In a move that will strengthen the campaign against illegal clinics and quacks, the state’s consumer disputes redressal commission has ordered a doctor to pay compensation to a man who was diagnosed HIV-positive and then declared cured.
Without any pathological investigations, the accused, N R Yadav, had diagnosed S K Singh as HIV-positive when the latter came to him for treatment of hepatitis. Yadav, a private practitioner, promised Singh that he could be fully cured by submitting himself to a three-month special treatment programme.
Three months and Rs 10,000 later the doctor pronounced that the treatment had worked.
It was only when Singh sought a second opinion that the truth of the cure was revealed.
Singh’s plea to the consumer commission was that he be compensated for loss of mental peace and social prestige, besides the money spent as doctor’s fees and on medicines.
Last week, a three-judge bench, consisting of the commission’s president Justice Bhawan Singh ordered the erring doctor to pay Rs 25,000 in compensation and also that his registration be re-examined.
This is not the first such case. Last July, the consumer forum had ordered a compensation of Rs 2.5 lakh for Kanpur’s Ajay Kumar Sharma, who had been erroneously diagnosed HIV-positive and had to consequently quit his job and change his home.
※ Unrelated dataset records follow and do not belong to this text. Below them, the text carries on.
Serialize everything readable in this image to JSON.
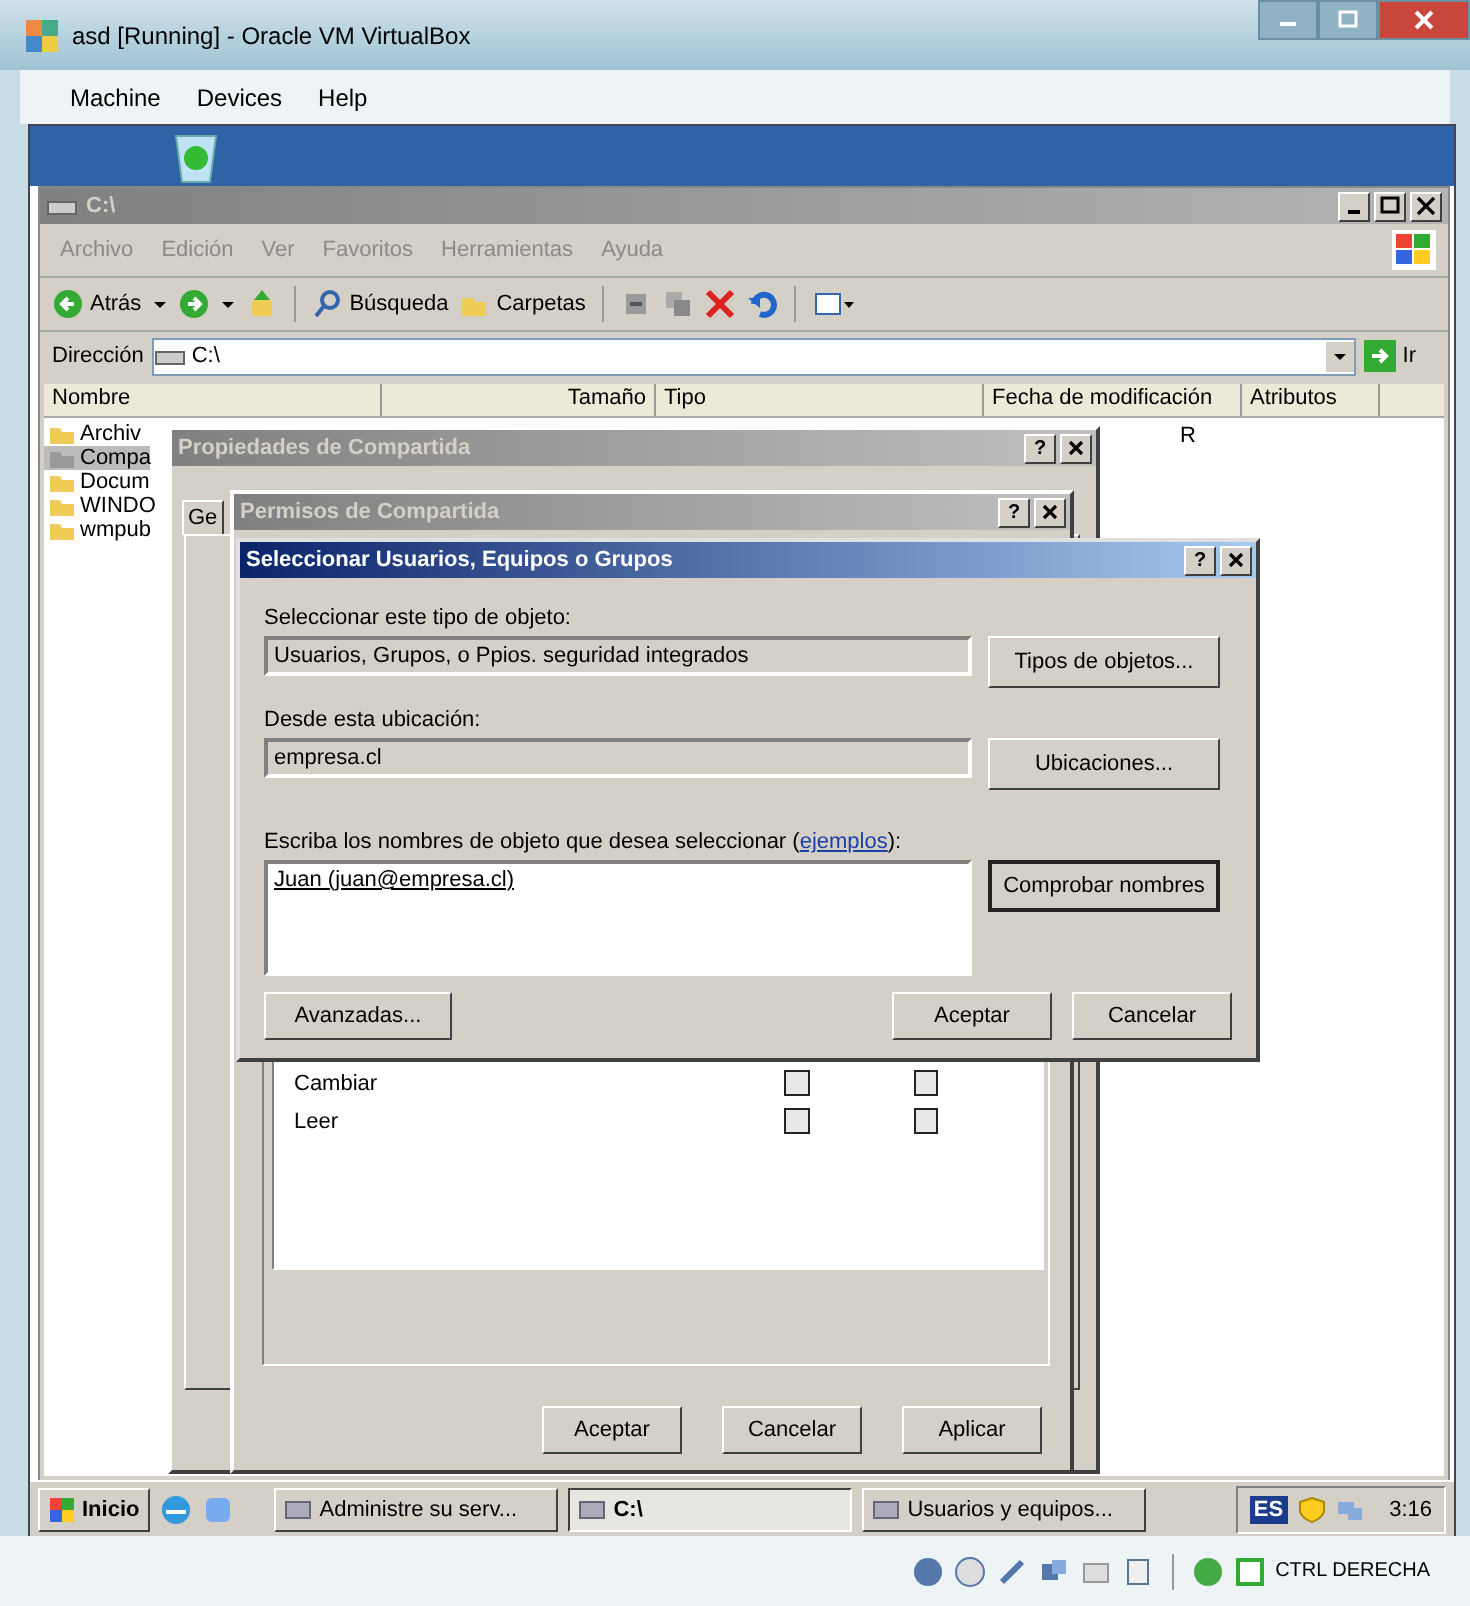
{
  "window": {
    "title": "asd [Running] - Oracle VM VirtualBox"
  },
  "menu": [
    "Machine",
    "Devices",
    "Help"
  ],
  "explorer": {
    "title": "C:\\",
    "menu": [
      "Archivo",
      "Edición",
      "Ver",
      "Favoritos",
      "Herramientas",
      "Ayuda"
    ],
    "toolbar": {
      "back": "Atrás",
      "search": "Búsqueda",
      "folders": "Carpetas"
    },
    "address_label": "Dirección",
    "address": "C:\\",
    "go": "Ir",
    "columns": [
      "Nombre",
      "Tamaño",
      "Tipo",
      "Fecha de modificación",
      "Atributos"
    ],
    "files": [
      {
        "name": "Archiv",
        "selected": false
      },
      {
        "name": "Compa",
        "selected": true
      },
      {
        "name": "Docum",
        "selected": false
      },
      {
        "name": "WINDO",
        "selected": false
      },
      {
        "name": "wmpub",
        "selected": false
      }
    ],
    "attribute": "R"
  },
  "properties_dialog": {
    "title": "Propiedades de Compartida",
    "help": "?",
    "tab": "Ge"
  },
  "permissions_dialog": {
    "title": "Permisos de Compartida",
    "help": "?",
    "permissions": [
      {
        "name": "Cambiar",
        "allow": false,
        "deny": false
      },
      {
        "name": "Leer",
        "allow": false,
        "deny": false
      }
    ],
    "buttons": [
      "Aceptar",
      "Cancelar",
      "Aplicar"
    ]
  },
  "select_dialog": {
    "title": "Seleccionar Usuarios, Equipos o Grupos",
    "help": "?",
    "type_label": "Seleccionar este tipo de objeto:",
    "type_value": "Usuarios, Grupos, o Ppios. seguridad integrados",
    "type_button": "Tipos de objetos...",
    "location_label": "Desde esta ubicación:",
    "location_value": "empresa.cl",
    "location_button": "Ubicaciones...",
    "names_label": "Escriba los nombres de objeto que desea seleccionar (",
    "names_link": "ejemplos",
    "names_label_end": "):",
    "names_value": "Juan (juan@empresa.cl)",
    "check_button": "Comprobar nombres",
    "advanced_button": "Avanzadas...",
    "ok_button": "Aceptar",
    "cancel_button": "Cancelar"
  },
  "taskbar": {
    "start": "Inicio",
    "tasks": [
      {
        "label": "Administre su serv...",
        "selected": false
      },
      {
        "label": "C:\\",
        "selected": true
      },
      {
        "label": "Usuarios y equipos...",
        "selected": false
      }
    ],
    "language": "ES",
    "clock": "3:16"
  },
  "status_bar": {
    "host_key": "CTRL DERECHA"
  }
}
The case still lies in appeal with the doctor and the pathologist maintaining that they cannot be made to pay for the defects of the HIV testing system in use.
Besides contending with wrong diagnostic results, HIV-positive people are often driven by a lack of knowledge, poor access to resources and a sense of shame to dubious clinics that advertise miracle cures in newspapers, posters, fliers and graffiti by the side of railways tracks.
Arif Jafar, Director of the Lucknow branch of the Naz India Foundation, an NGO that works on HIV/AIDS and Sexual Health says tackling such clinics and doctors is difficult.
“There is no government control on such advertisements and complaints are rare. In the rare case of a complaint the ‘doctor’ will simply pack up and start shop elsewhere”.
The Indian Network for People Living with HIV/AIDS has, since May this year, launched a national campaign against illegal clinics, quacks, tantriks and miracle healers who claim to cure HIV/AIDS with everything from herbal remedies and homeopathic treatments to magical chants and exorcism.